C’est François Mitterrand qui lui avait remis sa Légion d’honneur en 1987, mais il le faisait sur proposition du ministre des Affaires étrangères du gouvernement de Jacques Chirac. Déjà à l’époque, le général Manuel Noriega était le dictateur de fait du Panama même s’il ne s’était pas encore auto-désigné président, ce qu’il fera en 1989 après avoir annulé les élections gagnées par le candidat de l’opposition. Mais c’est dès l’année de sa Légion d’honneur qu’il est lâché par les Etats-Unis qui accusent le dictateur d’être un narcotrafiquant au service du cartel de Medellin du célèbre Pablo Escobar. Il semble en fait que la CIA avait avalisé ce transit de la drogue par le Panama pour assurer le financement illégal dans les années 1980 des guérillas anticommunistes d’Amérique centrale.

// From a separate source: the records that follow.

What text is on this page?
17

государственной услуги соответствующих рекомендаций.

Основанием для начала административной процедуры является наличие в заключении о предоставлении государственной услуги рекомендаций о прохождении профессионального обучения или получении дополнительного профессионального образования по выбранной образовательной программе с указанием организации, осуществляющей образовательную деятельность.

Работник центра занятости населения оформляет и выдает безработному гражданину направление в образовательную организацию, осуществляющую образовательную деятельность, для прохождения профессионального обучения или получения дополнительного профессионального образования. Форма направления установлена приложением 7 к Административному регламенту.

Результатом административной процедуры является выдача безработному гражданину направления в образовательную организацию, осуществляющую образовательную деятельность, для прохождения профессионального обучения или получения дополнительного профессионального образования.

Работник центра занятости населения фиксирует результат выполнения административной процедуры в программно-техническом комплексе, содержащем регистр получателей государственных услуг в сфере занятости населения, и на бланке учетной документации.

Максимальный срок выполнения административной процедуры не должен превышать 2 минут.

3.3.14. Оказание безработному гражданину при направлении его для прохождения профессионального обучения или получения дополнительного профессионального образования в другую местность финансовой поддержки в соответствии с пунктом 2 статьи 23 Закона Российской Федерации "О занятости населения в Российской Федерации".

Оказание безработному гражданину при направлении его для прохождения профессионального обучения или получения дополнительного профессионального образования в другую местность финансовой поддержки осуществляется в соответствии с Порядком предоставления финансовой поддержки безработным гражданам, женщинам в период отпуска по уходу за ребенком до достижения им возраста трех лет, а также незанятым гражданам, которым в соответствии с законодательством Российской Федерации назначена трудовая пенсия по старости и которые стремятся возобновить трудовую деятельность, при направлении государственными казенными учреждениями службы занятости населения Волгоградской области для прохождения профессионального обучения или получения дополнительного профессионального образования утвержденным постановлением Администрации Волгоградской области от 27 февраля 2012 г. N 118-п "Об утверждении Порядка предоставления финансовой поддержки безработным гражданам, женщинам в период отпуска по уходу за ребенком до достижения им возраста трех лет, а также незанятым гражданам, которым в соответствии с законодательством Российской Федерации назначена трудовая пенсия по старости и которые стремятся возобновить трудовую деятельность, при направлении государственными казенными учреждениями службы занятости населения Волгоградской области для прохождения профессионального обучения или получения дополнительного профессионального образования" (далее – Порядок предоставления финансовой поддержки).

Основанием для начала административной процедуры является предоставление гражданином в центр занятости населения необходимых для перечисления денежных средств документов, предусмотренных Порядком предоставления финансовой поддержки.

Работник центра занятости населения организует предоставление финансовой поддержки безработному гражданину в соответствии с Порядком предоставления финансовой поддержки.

Après avoir longtemps travaillé pour la CIA, Noriega le narcotrafiquant était devenu encombrant pour les États-Unis
Manuel Noriega avait pris la tête des services de renseignement du Panama après avoir soutenu en 1968 le coup d’Etat militaire qui avait porté au pouvoir le général Omar Torrijos. Quand Torriros a trouvé la mort en 1981 dans une catastrophe aérienne dont les circonstances n’ont jamais été élucidées, c’est Manuel Noriega qui a pris la tête des forces armées panaméennes, devenant ainsi l’homme fort du pays. Généreusement rémunéré par la CIA, Noriega a aidé les Etats-Unis à armer les guérillas anticommunistes d’Amérique centrale, ce qui ne l’a pas empêché de travailler également avec les services cubains. C’est sans doute plus Noriega le narcotrafiquant associé au cartel de Medellin que Noriega le dictateur faisant assassiner ses opposants qui a fini par provoquer l’invasion américaine décidée par le président George Bush en 1989.
Une enquête ouverte en France contre Noriega deux ans seulement après que Mitterrand lui a décerné la Légion d’honneur
Le Commandeur de la Légion d’honneur Manuel Noriega a ensuite écopé en 1992 d’une condamnation à 40 ans de prison prononcée par un tribunal de Floride. Sa peine a ensuite été ramenée à 17 ans pour bonne conduite, ce qui a permis son extradition en 2010 en France dans le cadre d’une enquête pour trafic de drogue ouverte en 1989. Condamné à 7 ans de prison par un tribunal français en 2010, il est incarcéré à la Prison de la Santé à Paris avant d’être extradé vers le Panama en 2011, où il est à nouveau condamné et emprisonné pour les violations des droits de l’homme commises sous son régime.
L’ex-dictateur du Panama, mort après avoie demandé pardon mais sans jamais reconnaître sa responsabilité des assassinats politiques de son régime
Jusqu’à la fin, Manuel Noriega a refusé de reconnaître son implication dans les assassinats politiques et de collaborer pour établir les responsabilités, tout en demandant pardon à ses victimes en ces termes en 2015 : « Je demande pardon à toutes les personnes que j’ai offensées, affectées, blessées ou humiliées par mes actes ou ceux de mes supérieurs en obéissant aux ordres, ou ceux de mes subordonnés ». Atteint d’une tumeur au cerveau, le général Noriega a obtenu en janvier de pouvoir sortir de prison pour être hospitalisé. Opéré le 17 mars dernier, Manuel Noriega est décédé lundi soir à 83 ans des suites de son opération.